The actual experience which called forth this picture has been described by Ryder himself in a short account of some three hundred words, almost the only bit of sustained writing which he ever attempted. His brother was the proprietor of a small hotel in New York, the Hotel Albert. The artist was accustomed to take his dinners there, and many times he was served by a waiter who attracted him by his unusual competence and intelligence. This waiter was interested in horse racing, and mentioned one time that betting on the races was an easy way to make money; Ryder advised against it. Later he heard that the man had bet his entire savings, five hundred dollars, on the horse, Hanover, entered in the Brooklyn Handicap, a horse then much talked about from the Dwyer brothers’ stables. The morning after the race, Ryder read of the result: Hanover had come in third. He was overcome with immediate forebodings, and went around to his brother’s hotel to find that the waiter had shot himself the night before. The whole affair moved him immensely; and this painting, “Death on a Pale Horse,” is a direct result of his emotional excitement. It is a commentary too on his point of view. Shocked as he was by the tragedy, in his intelligence he was not so wholly concerned with the event itself as with the circling reflections which it aroused.
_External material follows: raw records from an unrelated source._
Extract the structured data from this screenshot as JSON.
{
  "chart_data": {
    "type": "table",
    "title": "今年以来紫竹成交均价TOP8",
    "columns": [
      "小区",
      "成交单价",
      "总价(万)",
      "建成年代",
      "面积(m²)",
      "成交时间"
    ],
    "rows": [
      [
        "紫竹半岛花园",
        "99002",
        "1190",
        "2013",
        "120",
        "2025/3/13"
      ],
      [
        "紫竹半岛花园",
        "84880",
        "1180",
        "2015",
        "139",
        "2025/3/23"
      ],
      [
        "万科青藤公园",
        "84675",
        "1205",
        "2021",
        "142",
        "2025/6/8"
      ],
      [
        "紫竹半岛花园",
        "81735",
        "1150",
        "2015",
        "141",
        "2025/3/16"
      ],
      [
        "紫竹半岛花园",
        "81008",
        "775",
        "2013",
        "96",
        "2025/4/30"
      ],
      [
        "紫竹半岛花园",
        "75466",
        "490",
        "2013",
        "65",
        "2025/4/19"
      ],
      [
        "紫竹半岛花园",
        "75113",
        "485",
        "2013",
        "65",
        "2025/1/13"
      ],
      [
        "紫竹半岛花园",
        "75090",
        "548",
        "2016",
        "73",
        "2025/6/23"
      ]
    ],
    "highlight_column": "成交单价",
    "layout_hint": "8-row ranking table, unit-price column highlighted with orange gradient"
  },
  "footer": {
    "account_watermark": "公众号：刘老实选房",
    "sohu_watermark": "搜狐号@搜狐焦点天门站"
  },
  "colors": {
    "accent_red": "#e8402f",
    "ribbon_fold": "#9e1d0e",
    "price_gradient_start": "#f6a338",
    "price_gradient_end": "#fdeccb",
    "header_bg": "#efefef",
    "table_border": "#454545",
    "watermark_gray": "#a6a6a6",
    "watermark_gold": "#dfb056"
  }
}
The canvas, in accordance with Ryder’s mood, is one of highly romantic and expressionistic character. Around the track rides Death, a phantom figure upon a phantom horse. Every line gives speed; and the opposing rhythm of the scythe, as it repeats the line of the curving edge of the track, suggests the relentless returning of the course upon itself. These lines give an effect of immensity as well, accentuated by the depths of a ghost-like evening sky, its livid clouds outlined against weird patches of deep blue. A blasted tree, stripped of branches and foliage, stands starkly at one side; and from a stagnant pool in the foreground glides a serpent, “that which runneth quicker than death itself.” Mysterious shadows fall here and there over the canvas, and the greyed and brownish greens of the color scheme give an effect that is at the same time haunting and poignant.


Ryder lived in a world apart; he was a recluse, a mystic, content to exist in a tiny studio amid inextricable disorder. It did not matter to him whether the room was filled with a number less accumulation of boxes of Quaker Oats or other things; that was only where his body stayed while his mind ranged through endless spaces of imagination. He might take a simple idea; but when he was through with it, he had left it enriched with a fullness of reflection which makes of it a profound philosophy. That is why Ryder stands in his chosen field as the greatest American Romanticist; and that is why the newly acquired can vas, “Death on a Pale Horse,” can be fairly called, without exaggeration, one of the greatest canvases ever painted in America.